The question is: will new owners close Jaguar and concentrate on rebuilding Land Rover?

Quality Record

Ford has worked hard to improve the beloved Jags.

Jaguar had several areas needing attention after the 1989 purchase; poor quality, antiquated plants and processes, prohibitive UK labor and supply chain quality/costs.

The British Pound imposed Yen-like currency risks as well.

Ford lavished many billions trying to restore Jag to its former luster.

But the luxury space is a fast moving target. As Jaguars were improved, BMW, Lexus, and a score of imitators leapt ahead, raising the bar.

The 2007 JD Power Initial Quality awarded Jag 36 stars overall, out of 40. A very good score.

Upgraded UK plants have won awards, the British labor unions and government are scrambling to protect the cat-car jobs.

Respected German car magazine Auto Zeitung, in its 2006 Quality Report, awarded Jaguar top ranking. Jaguar finished 18th in 2004 and in 5th in 2005.

Despite all the above, critics blast the brand's interior fit and finish, and its mass market feel.

Automotive Lease Guide 2007 residuals study ranked Jaguar below the average of luxury brands.

Jaguar ranks high in buyer satisfaction with the dealership sales experience, as reported in J.D. Power's sales satisfaction index study.

There are 9 dealers selling Jaguars in Texas.

The Last of a Dying Breed

Ford's upscaling plan, possibly a play to family dynasty vanity, was seriously flawed. It distracted the company from a key weakness in the core product line: reliance on gas guzzling barges known to be doomed since at least 1978!
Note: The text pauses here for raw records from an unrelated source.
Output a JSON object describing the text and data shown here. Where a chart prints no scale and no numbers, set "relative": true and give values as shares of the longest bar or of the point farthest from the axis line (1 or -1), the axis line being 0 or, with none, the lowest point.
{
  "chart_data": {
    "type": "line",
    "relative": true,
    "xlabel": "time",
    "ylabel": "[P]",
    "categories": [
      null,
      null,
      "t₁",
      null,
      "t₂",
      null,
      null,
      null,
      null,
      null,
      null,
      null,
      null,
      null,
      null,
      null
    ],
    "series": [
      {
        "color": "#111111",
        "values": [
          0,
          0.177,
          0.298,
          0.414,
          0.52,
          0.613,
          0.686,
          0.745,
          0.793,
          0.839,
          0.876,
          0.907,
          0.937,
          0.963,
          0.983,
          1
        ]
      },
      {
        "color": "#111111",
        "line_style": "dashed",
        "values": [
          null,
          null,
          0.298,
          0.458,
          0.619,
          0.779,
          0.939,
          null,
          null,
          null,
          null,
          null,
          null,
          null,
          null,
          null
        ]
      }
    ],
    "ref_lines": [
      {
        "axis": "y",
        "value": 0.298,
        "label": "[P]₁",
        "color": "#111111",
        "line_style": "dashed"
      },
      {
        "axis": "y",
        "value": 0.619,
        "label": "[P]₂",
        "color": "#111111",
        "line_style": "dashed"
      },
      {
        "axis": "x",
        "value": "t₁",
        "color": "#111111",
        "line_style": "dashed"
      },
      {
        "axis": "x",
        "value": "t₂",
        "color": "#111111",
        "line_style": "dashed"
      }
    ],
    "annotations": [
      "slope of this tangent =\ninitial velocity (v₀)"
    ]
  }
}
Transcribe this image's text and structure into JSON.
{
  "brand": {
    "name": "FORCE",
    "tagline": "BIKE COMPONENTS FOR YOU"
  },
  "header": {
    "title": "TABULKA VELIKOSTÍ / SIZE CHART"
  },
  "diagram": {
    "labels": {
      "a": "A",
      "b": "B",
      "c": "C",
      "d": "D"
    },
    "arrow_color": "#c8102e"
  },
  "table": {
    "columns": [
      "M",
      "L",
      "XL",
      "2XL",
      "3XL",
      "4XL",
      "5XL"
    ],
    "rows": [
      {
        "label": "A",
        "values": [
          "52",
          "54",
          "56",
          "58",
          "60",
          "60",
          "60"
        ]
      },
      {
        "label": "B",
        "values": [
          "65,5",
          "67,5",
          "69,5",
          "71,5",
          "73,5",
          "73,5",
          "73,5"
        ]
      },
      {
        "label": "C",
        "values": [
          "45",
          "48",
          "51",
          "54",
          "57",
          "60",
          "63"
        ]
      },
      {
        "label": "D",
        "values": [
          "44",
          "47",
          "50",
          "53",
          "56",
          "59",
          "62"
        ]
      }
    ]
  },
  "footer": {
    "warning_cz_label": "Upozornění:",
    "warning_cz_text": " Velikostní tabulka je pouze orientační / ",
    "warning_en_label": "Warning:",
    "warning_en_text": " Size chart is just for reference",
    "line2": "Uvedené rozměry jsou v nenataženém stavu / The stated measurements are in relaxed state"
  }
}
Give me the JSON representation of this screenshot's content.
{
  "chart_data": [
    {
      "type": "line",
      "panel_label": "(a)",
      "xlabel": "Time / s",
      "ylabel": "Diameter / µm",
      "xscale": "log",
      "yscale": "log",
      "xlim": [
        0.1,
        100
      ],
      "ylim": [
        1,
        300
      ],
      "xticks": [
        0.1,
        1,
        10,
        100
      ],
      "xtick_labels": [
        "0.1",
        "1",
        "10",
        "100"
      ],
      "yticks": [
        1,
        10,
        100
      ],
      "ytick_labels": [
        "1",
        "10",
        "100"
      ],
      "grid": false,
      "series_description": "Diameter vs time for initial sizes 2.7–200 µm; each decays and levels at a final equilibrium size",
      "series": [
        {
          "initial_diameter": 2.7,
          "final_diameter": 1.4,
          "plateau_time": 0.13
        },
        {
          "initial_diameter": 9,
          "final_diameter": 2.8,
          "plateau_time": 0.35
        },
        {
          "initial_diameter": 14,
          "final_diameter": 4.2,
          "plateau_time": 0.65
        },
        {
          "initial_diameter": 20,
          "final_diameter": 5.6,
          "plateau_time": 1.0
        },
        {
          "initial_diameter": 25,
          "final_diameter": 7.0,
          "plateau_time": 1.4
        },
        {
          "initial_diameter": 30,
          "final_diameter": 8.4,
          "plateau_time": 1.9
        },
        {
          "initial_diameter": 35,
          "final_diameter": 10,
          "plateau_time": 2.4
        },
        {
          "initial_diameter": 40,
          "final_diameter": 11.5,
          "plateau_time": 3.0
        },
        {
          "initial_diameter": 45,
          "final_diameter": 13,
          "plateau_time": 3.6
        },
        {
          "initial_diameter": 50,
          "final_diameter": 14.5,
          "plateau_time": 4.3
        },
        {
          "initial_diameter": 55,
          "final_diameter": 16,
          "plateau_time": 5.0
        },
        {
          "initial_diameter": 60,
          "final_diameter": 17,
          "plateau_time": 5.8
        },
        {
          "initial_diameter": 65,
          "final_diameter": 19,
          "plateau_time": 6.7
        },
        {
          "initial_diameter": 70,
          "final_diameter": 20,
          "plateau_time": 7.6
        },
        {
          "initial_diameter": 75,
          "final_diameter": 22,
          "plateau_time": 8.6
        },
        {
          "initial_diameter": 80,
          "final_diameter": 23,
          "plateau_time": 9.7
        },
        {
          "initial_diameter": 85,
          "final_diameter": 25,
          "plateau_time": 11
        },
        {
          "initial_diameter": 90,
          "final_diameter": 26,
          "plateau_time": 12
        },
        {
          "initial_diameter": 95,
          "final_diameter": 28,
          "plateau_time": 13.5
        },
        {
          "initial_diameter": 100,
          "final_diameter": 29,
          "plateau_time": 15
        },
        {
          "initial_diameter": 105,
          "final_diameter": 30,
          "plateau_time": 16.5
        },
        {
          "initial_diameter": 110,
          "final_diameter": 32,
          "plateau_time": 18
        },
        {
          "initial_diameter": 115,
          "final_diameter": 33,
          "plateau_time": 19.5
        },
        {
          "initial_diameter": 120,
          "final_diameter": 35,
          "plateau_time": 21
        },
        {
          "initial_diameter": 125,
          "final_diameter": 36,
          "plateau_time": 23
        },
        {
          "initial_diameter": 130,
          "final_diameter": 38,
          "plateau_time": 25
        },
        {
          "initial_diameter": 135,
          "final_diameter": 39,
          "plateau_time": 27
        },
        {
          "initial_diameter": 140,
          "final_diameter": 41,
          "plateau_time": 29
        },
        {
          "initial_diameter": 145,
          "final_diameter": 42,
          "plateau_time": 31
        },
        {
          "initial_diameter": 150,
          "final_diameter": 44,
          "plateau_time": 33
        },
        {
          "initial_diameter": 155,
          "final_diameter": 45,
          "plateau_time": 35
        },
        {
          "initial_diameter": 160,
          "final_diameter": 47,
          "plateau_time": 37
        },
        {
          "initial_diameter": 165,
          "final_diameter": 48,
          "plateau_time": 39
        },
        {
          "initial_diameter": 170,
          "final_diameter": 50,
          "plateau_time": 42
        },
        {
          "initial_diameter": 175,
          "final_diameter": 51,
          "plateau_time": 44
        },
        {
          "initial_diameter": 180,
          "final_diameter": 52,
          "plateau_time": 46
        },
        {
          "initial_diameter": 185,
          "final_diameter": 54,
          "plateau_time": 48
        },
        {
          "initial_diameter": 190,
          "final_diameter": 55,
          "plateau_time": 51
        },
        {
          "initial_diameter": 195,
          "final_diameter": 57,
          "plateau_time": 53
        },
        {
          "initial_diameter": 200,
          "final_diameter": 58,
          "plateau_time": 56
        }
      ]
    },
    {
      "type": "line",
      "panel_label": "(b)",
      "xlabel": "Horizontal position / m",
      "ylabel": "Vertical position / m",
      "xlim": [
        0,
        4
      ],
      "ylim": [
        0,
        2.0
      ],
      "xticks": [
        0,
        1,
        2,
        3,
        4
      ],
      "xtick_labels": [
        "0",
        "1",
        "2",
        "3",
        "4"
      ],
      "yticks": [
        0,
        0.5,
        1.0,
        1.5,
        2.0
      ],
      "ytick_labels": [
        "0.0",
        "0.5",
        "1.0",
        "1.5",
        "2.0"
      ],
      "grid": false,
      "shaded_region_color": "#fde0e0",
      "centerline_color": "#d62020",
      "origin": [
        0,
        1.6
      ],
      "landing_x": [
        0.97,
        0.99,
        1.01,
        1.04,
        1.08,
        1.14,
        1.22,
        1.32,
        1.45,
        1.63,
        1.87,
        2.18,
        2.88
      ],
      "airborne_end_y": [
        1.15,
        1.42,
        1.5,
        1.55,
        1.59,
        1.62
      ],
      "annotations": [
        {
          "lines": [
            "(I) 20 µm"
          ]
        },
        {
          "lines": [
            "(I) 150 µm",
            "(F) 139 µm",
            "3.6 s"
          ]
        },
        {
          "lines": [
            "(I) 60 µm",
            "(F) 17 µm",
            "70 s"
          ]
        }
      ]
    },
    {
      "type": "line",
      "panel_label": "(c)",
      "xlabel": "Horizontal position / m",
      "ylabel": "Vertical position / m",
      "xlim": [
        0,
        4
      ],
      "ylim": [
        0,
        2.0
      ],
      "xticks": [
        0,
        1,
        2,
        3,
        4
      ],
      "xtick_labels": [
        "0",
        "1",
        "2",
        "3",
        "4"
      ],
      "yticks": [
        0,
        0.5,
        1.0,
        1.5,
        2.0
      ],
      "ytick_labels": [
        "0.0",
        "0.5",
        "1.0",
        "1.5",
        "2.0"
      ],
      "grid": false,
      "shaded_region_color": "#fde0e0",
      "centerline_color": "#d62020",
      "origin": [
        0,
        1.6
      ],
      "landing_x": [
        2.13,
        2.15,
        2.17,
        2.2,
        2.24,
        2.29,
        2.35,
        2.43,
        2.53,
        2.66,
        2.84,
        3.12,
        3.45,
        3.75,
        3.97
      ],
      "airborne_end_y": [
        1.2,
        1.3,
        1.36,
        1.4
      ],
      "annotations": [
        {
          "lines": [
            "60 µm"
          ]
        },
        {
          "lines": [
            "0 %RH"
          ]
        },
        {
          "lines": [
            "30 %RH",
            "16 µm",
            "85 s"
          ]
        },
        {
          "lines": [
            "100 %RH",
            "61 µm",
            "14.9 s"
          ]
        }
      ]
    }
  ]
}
Instead of moving Ford upmarket, the acquisition brands moved downmarket. The mass-market Jaguar was doomed from the start.

The XK120 Roadster, with its introduction of the overhead camshaft, in 1948, established the Brit's in open sports cars.

Today, incredibly, many US-built cars still run cam-in-block dinosaur motors.

Jag's E-type sports car, introduced in 1961, was then the fastest, slickest, mass-produced car ever built.

The Jaguar mystique was not created by advertising, but by the cars themselves.

It could not be restored by Fording down the Jags and then running an ad campaign.

Who was fooled by the Mazda 6/Ford Mondeo/Volvo S-series/Jaguar X-Type badge engineering fiasco?

Of course, Ford is not the only company doing this.

Labor costs in Europe in general, and England specifically, are too high for mass produced products.

When China comes online, in less than a decade, all western brands will be built in Asia or disappear.

The Jag brand may follow the rest of by beloved post WW II British sports car legends into oblivion. Or return to its roots as a high-margin, low-volume niche player.

Texas Jaguar buyers assume significant risk that this brand will be discontinued or devalued.

This is even more likely if the US Dollar slides further against the British Pound in the coming months.